What is constructional apraxia? Common errors?
- It is the inability to copy visually presented information. For example, the patient is asked to copy a drawn cube. The cube is in 3D, often patients will recognize the three-dimensionality but not able to copy it.
- if the patient has only apraxia he or she will notice that their copy is not the same. Therefore they may also have awareness problems such as in frontotemporal dementia.
Lesion/Damage: posterior parietal, temporo-parietal, frontal.

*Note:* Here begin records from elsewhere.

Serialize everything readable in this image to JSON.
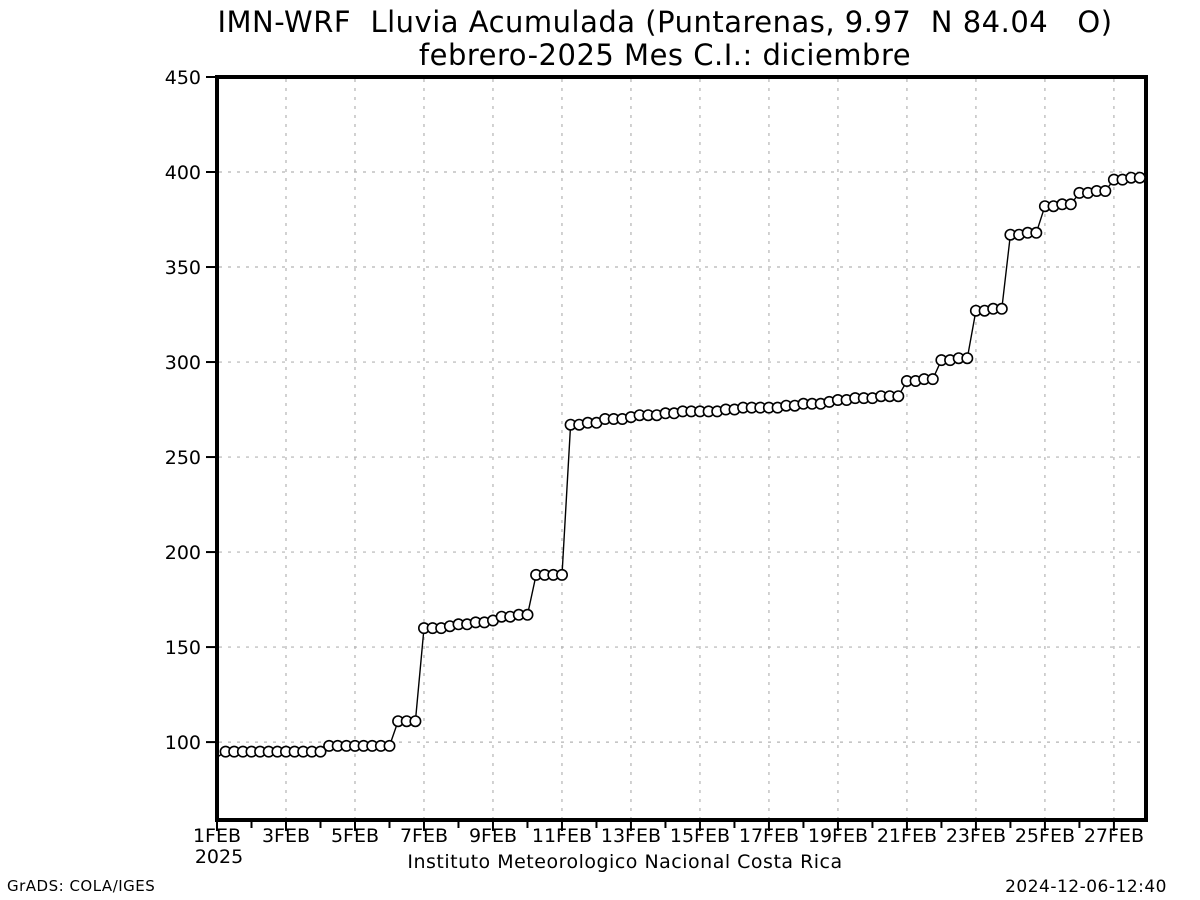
{
  "header": {
    "title_line1": "IMN-WRF  Lluvia Acumulada (Puntarenas, 9.97  N 84.04   O)",
    "title_line2": "febrero-2025 Mes C.I.: diciembre"
  },
  "footer": {
    "caption": "Instituto Meteorologico Nacional Costa Rica",
    "grads_credit": "GrADS: COLA/IGES",
    "timestamp": "2024-12-06-12:40"
  },
  "chart_data": {
    "type": "line",
    "title": "IMN-WRF  Lluvia Acumulada (Puntarenas, 9.97 N 84.04 O) — febrero-2025 Mes C.I.: diciembre",
    "xlabel": "Instituto Meteorologico Nacional Costa Rica",
    "ylabel": "",
    "grid": "dashed",
    "legend": "none",
    "marker": "open-circle",
    "colors": {
      "line": "#000000",
      "marker_fill": "#ffffff",
      "grid": "#b3b3b3",
      "axis": "#000000"
    },
    "ylim": [
      59,
      450
    ],
    "xlim_days": [
      1,
      27.93
    ],
    "y_ticks": [
      100,
      150,
      200,
      250,
      300,
      350,
      400,
      450
    ],
    "x_tick_days": [
      1,
      3,
      5,
      7,
      9,
      11,
      13,
      15,
      17,
      19,
      21,
      23,
      25,
      27
    ],
    "x_tick_labels": [
      "1FEB",
      "3FEB",
      "5FEB",
      "7FEB",
      "9FEB",
      "11FEB",
      "13FEB",
      "15FEB",
      "17FEB",
      "19FEB",
      "21FEB",
      "23FEB",
      "25FEB",
      "27FEB"
    ],
    "x_minor_tick_days": [
      2,
      4,
      6,
      8,
      10,
      12,
      14,
      16,
      18,
      20,
      22,
      24,
      26
    ],
    "x_year_label": "2025",
    "series": [
      {
        "name": "Lluvia acumulada (mm)",
        "start_day_of_feb": 1.25,
        "day_step": 0.25,
        "interval_hours": 6,
        "lead_in_point": {
          "day": 1.0,
          "value": 92
        },
        "values": [
          95,
          95,
          95,
          95,
          95,
          95,
          95,
          95,
          95,
          95,
          95,
          95,
          98,
          98,
          98,
          98,
          98,
          98,
          98,
          98,
          111,
          111,
          111,
          160,
          160,
          160,
          161,
          162,
          162,
          163,
          163,
          164,
          166,
          166,
          167,
          167,
          188,
          188,
          188,
          188,
          267,
          267,
          268,
          268,
          270,
          270,
          270,
          271,
          272,
          272,
          272,
          273,
          273,
          274,
          274,
          274,
          274,
          274,
          275,
          275,
          276,
          276,
          276,
          276,
          276,
          277,
          277,
          278,
          278,
          278,
          279,
          280,
          280,
          281,
          281,
          281,
          282,
          282,
          282,
          290,
          290,
          291,
          291,
          301,
          301,
          302,
          302,
          327,
          327,
          328,
          328,
          367,
          367,
          368,
          368,
          382,
          382,
          383,
          383,
          389,
          389,
          390,
          390,
          396,
          396,
          397,
          397
        ]
      }
    ]
  }
}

Common errors : simplified or smaller drawings, errors in positioning, spatial disorganization such as rotation errors.
What are the “where” and “what” pathways?
Where: identification of objects in the space.
- Dorsal lateral occipitoparietal stream.
1. Neglect syndrome
2. Balint syndrome (simultanagnosia, optic ataxia, gaze apraxia)
What: identification of objects and faces.
- Ventral medial occipitotemporal stream.
1. General visual agnosia
2. Prosopoagnosia: inability to recognize faces.
3. Achromatopsia.
What is a stroke?
A stroke is a cerebrovascular disorder mainly concerning elderly people. It may be either due to blockage so ischemic or due to rupture so hemorrhagic. It is very sudden and there is the loss of one or more neurological functions in seconds, such as vision, movement, speech.
80% of strokes are ischemic, 20% hemorrhagic and the latter can be intraparenchymal (15%) or in the subarachnoid space (5%).